- Directed by: Jean de Limur
- Written by: Fernand Crommelynck Jean de Limur
- Based on: The City of Lights by Jacques Floury
- Starring: Madeleine Robinson Daniel Lecourtois Claire Gérard
- Cinematography: Willy Faktorovitch Jean-Paul Goreaud
- Edited by: Jacques Grassi
- Music by: Bert Reisfeld Louis Wins
- Production company: Production CDL
- Distributed by: Compagnie Universelle Cinématographique
- Release date: 8 December 1938;
- Running time: 96 minutes
- Country: France
- Language: French

= The City of Lights =

1938 film

The City of Lights (French: La Cité des lumières) is a 1938 French drama film directed by Jean de Limur and starring Madeleine Robinson, Daniel Lecourtois, and Claire Gérard. The film's sets were designed by art director Émile Duquesne.

==Synopsis==
Madeleine Pascard a university student falls in love with the assistant of a doctor, but also attracts the interest of the doctor's son. This leads to conflict between the two. When her own father dies leaving her financially ruined Madeleine has to leave her studies and finds work as a taxi dancer.

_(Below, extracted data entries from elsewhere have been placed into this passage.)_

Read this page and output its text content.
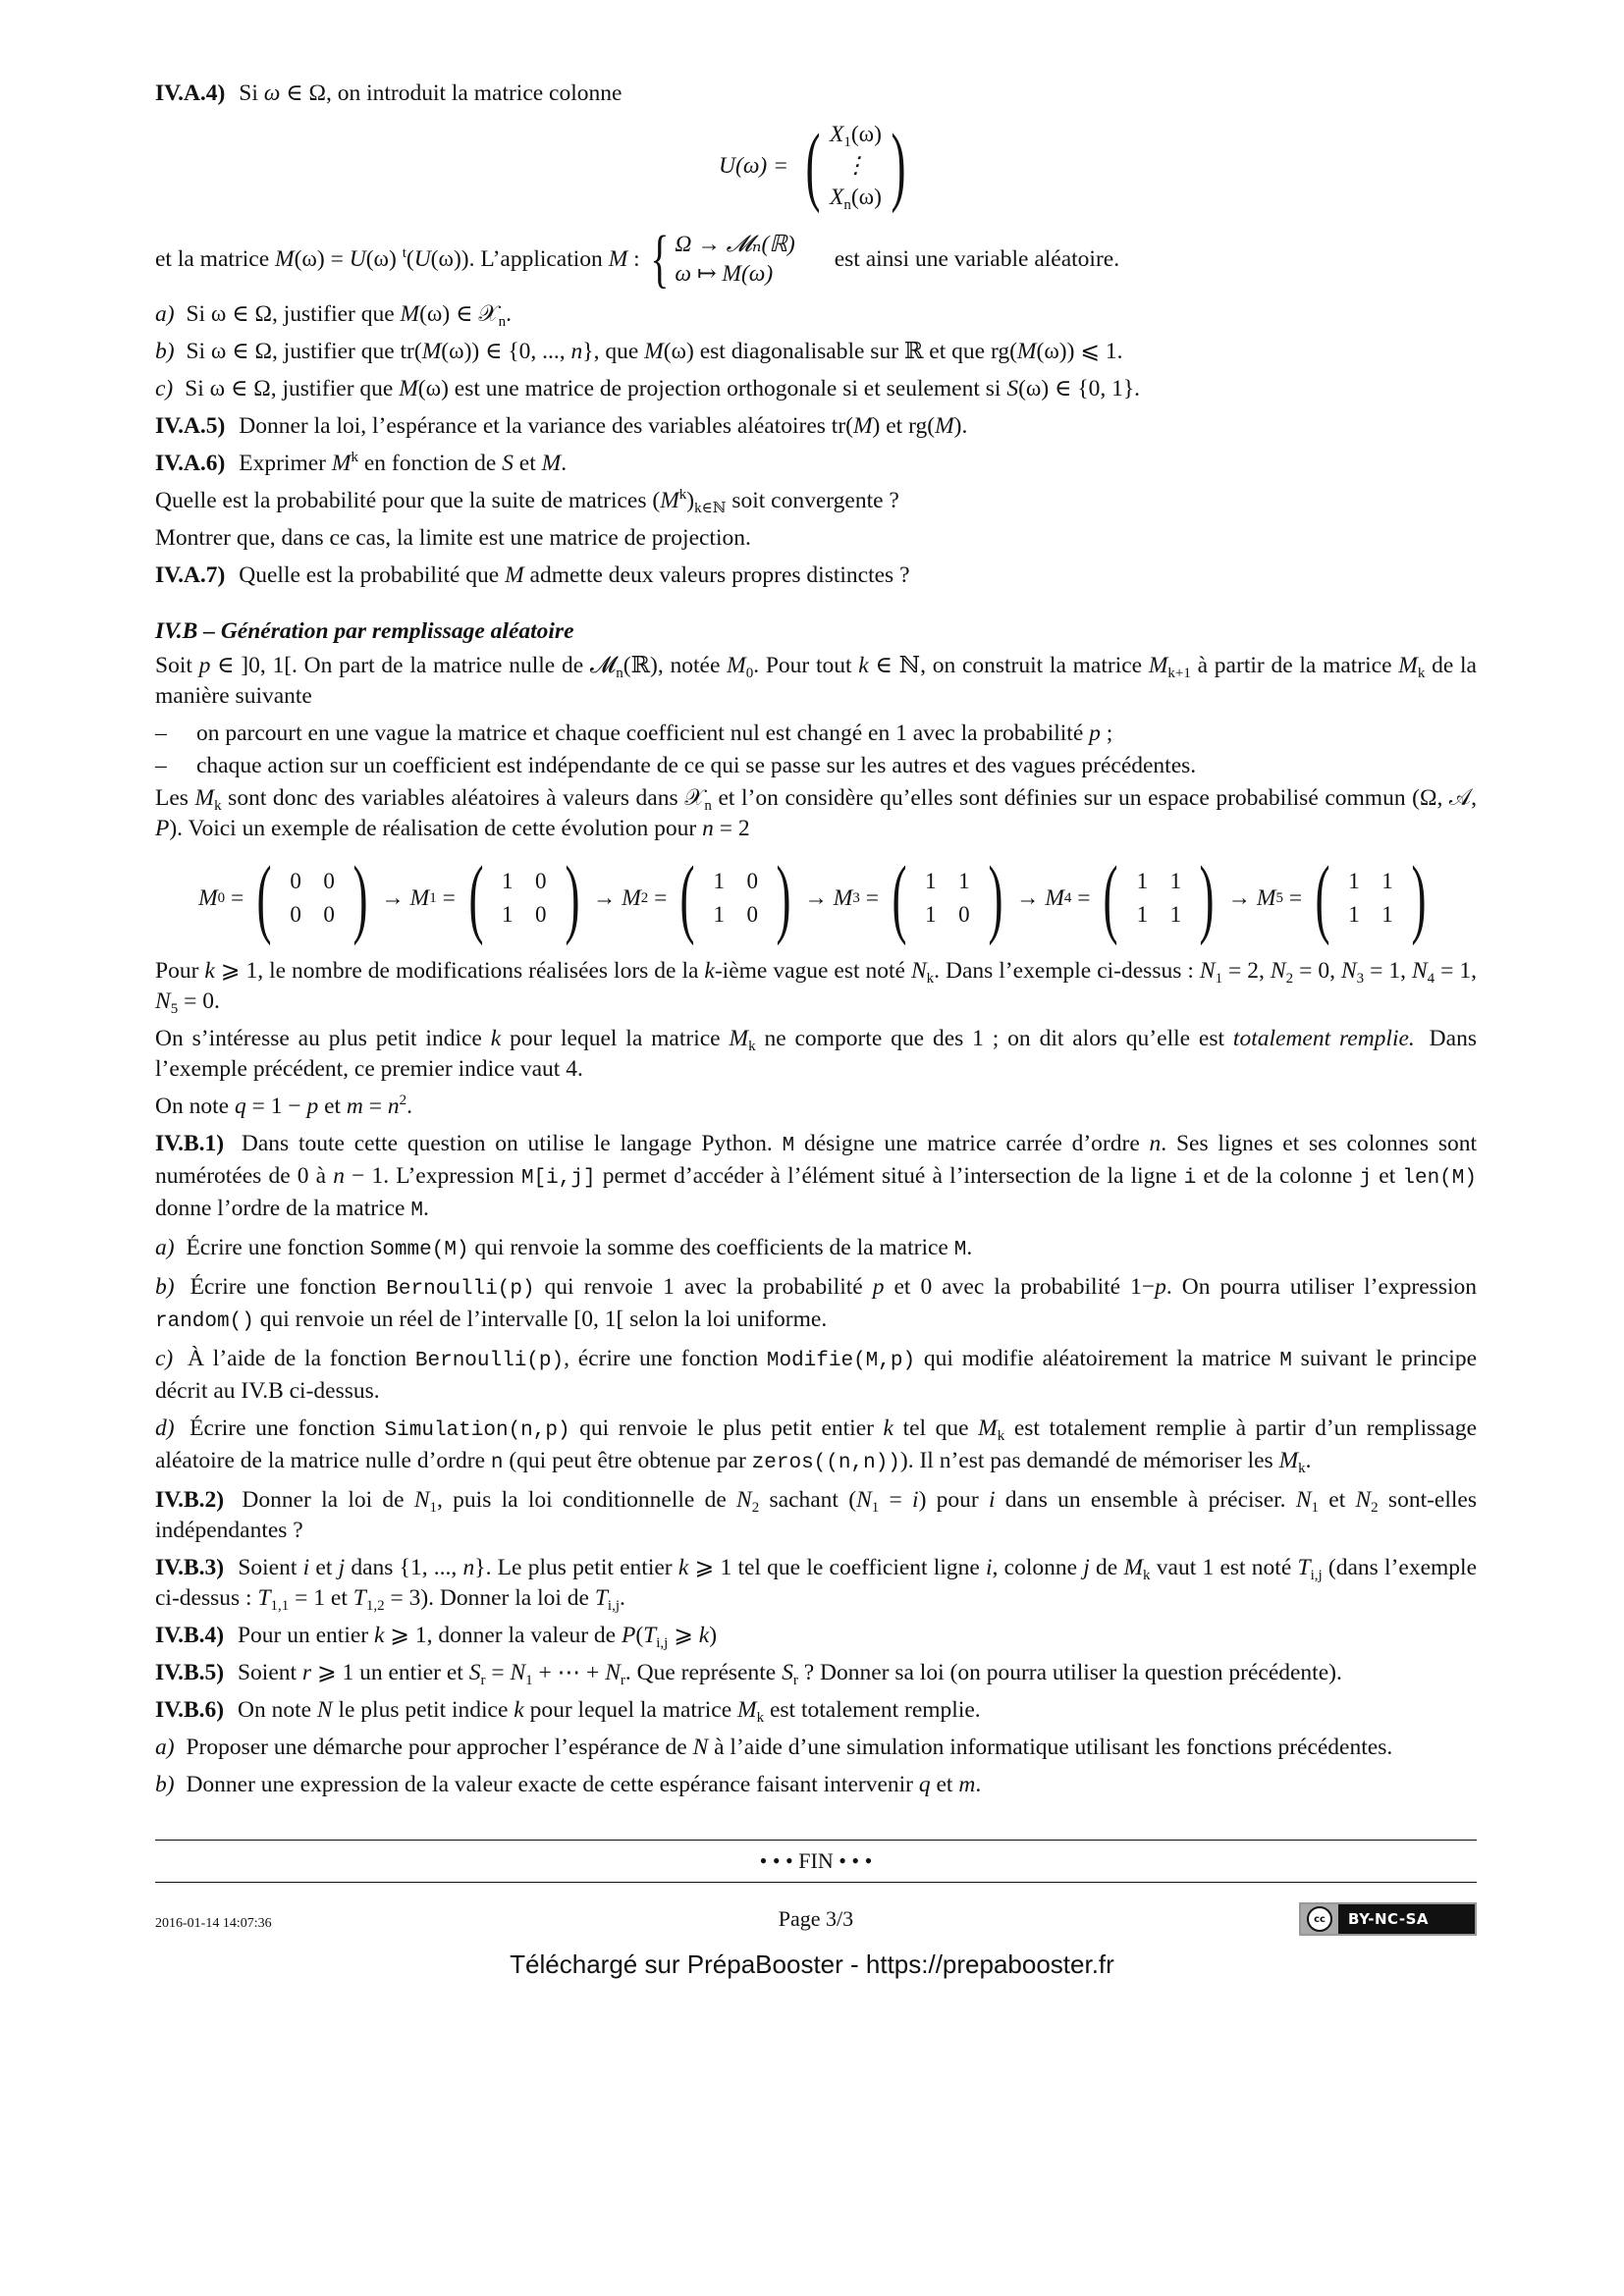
IV.A.4) Si ω ∈ Ω, on introduit la matrice colonne

U(ω) = ( $X_1(\omega)$
⋮
$X_n(\omega)$ )
et la matrice M(ω) = U(ω) $^t$(U(ω)). L’application M : { Ω → 𝓜ₙ(ℝ)
ω ↦ M(ω)
est ainsi une variable aléatoire.

a) Si ω ∈ Ω, justifier que M(ω) ∈ 𝒳$_n$.

b) Si ω ∈ Ω, justifier que tr(M(ω)) ∈ {0, ..., n}, que M(ω) est diagonalisable sur ℝ et que rg(M(ω)) ⩽ 1.

c) Si ω ∈ Ω, justifier que M(ω) est une matrice de projection orthogonale si et seulement si S(ω) ∈ {0, 1}.

IV.A.5) Donner la loi, l’espérance et la variance des variables aléatoires tr(M) et rg(M).

IV.A.6) Exprimer $M^k$ en fonction de S et M.

Quelle est la probabilité pour que la suite de matrices $(M^k)_{k\in ℕ}$ soit convergente ?

Montrer que, dans ce cas, la limite est une matrice de projection.

IV.A.7) Quelle est la probabilité que M admette deux valeurs propres distinctes ?

IV.B – Génération par remplissage aléatoire

Soit p ∈ ]0, 1[. On part de la matrice nulle de 𝓜$_n$(ℝ), notée $M_0$. Pour tout k ∈ ℕ, on construit la matrice $M_{k+1}$ à partir de la matrice $M_k$ de la manière suivante

– on parcourt en une vague la matrice et chaque coefficient nul est changé en 1 avec la probabilité p ;

– chaque action sur un coefficient est indépendante de ce qui se passe sur les autres et des vagues précédentes.

Les $M_k$ sont donc des variables aléatoires à valeurs dans 𝒳$_n$ et l’on considère qu’elles sont définies sur un espace probabilisé commun (Ω, 𝒜, P). Voici un exemple de réalisation de cette évolution pour n = 2

M 0 = ( 0 0
0 0 ) → M 1 = ( 1 0
1 0 ) → M 2 = ( 1 0
1 0 ) → M 3 = ( 1 1
1 0 ) → M 4 = ( 1 1
1 1 ) → M 5 = ( 1 1
1 1 )

Pour k ⩾ 1, le nombre de modifications réalisées lors de la k-ième vague est noté $N_k$. Dans l’exemple ci-dessus : $N_1 = 2$, $N_2 = 0$, $N_3 = 1$, $N_4 = 1$, $N_5 = 0$.

On s’intéresse au plus petit indice k pour lequel la matrice $M_k$ ne comporte que des 1 ; on dit alors qu’elle est totalement remplie. Dans l’exemple précédent, ce premier indice vaut 4.

On note q = 1 − p et $m = n^2$.

IV.B.1) Dans toute cette question on utilise le langage Python. M désigne une matrice carrée d’ordre n. Ses lignes et ses colonnes sont numérotées de 0 à n − 1. L’expression M[i,j] permet d’accéder à l’élément situé à l’intersection de la ligne i et de la colonne j et len(M) donne l’ordre de la matrice M.

a) Écrire une fonction Somme(M) qui renvoie la somme des coefficients de la matrice M.

b) Écrire une fonction Bernoulli(p) qui renvoie 1 avec la probabilité p et 0 avec la probabilité 1−p. On pourra utiliser l’expression random() qui renvoie un réel de l’intervalle [0, 1[ selon la loi uniforme.

c) À l’aide de la fonction Bernoulli(p), écrire une fonction Modifie(M,p) qui modifie aléatoirement la matrice M suivant le principe décrit au IV.B ci-dessus.

d) Écrire une fonction Simulation(n,p) qui renvoie le plus petit entier k tel que $M_k$ est totalement remplie à partir d’un remplissage aléatoire de la matrice nulle d’ordre n (qui peut être obtenue par zeros((n,n))). Il n’est pas demandé de mémoriser les $M_k$.

IV.B.2) Donner la loi de $N_1$, puis la loi conditionnelle de $N_2$ sachant $(N_1 = i)$ pour i dans un ensemble à préciser. $N_1$ et $N_2$ sont-elles indépendantes ?

IV.B.3) Soient i et j dans {1, ..., n}. Le plus petit entier k ⩾ 1 tel que le coefficient ligne i, colonne j de $M_k$ vaut 1 est noté $T_{i,j}$ (dans l’exemple ci-dessus : $T_{1,1} = 1$ et $T_{1,2} = 3$). Donner la loi de $T_{i,j}$.

IV.B.4) Pour un entier k ⩾ 1, donner la valeur de $P(T_{i,j}$ ⩾ k)

IV.B.5) Soient r ⩾ 1 un entier et $S_r = N_1$ + ⋯ + $N_r$. Que représente $S_r$ ? Donner sa loi (on pourra utiliser la question précédente).

IV.B.6) On note N le plus petit indice k pour lequel la matrice $M_k$ est totalement remplie.

a) Proposer une démarche pour approcher l’espérance de N à l’aide d’une simulation informatique utilisant les fonctions précédentes.

b) Donner une expression de la valeur exacte de cette espérance faisant intervenir q et m.

• • • FIN • • •
2016-01-14 14:07:36	Page 3/3	cc	BY-NC-SA
Téléchargé sur PrépaBooster - https://prepabooster.fr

Her friend, who has lost touch with her, runs into her suddenly one night at the dance hall and reproves her for taking on such work. However the rift is ultimately healed.

==Cast==
- Madeleine Robinson as Madeleine Pascard
- Daniel Lecourtois as Rodolphe Davoust
- Pierre Larquey as Alexis - le serviteur
- Claire Gérard as Georges Leclerc
- Yolande Laffon as Madame Davoust
- Valentine Camax as Mademoiselle Grisout
- Paul Demange as Le commissaire-priseur
- Jacqueline Dhomont as Mireille
- Paul Escoffier as L'examinateur
- Robert Favart as Michel - le chauffeur
- Foun-Sen as L'étudiante annamite
- Jean Joffre as Monsieur Pascard
- Léo Lapara as Costabelle
- Marguerite de Morlaye as La dame à la boîte de nuit
- Robert Ralphy as Le vieux beau
- André Siméon as Le patron du restaurant
- Germaine Stainval as Miss Patterson
- Camille Bert as Monsieur Davoust
- Christian Gérard as Madame Pascard
- Claude Norman as La petite chanteuse

== Bibliography ==
- Crisp, Colin. Genre, Myth and Convention in the French Cinema, 1929-1939. Indiana University Press, 2002.
- Rège, Philippe. Encyclopedia of French Film Directors, Volume 1. Scarecrow Press, 2009.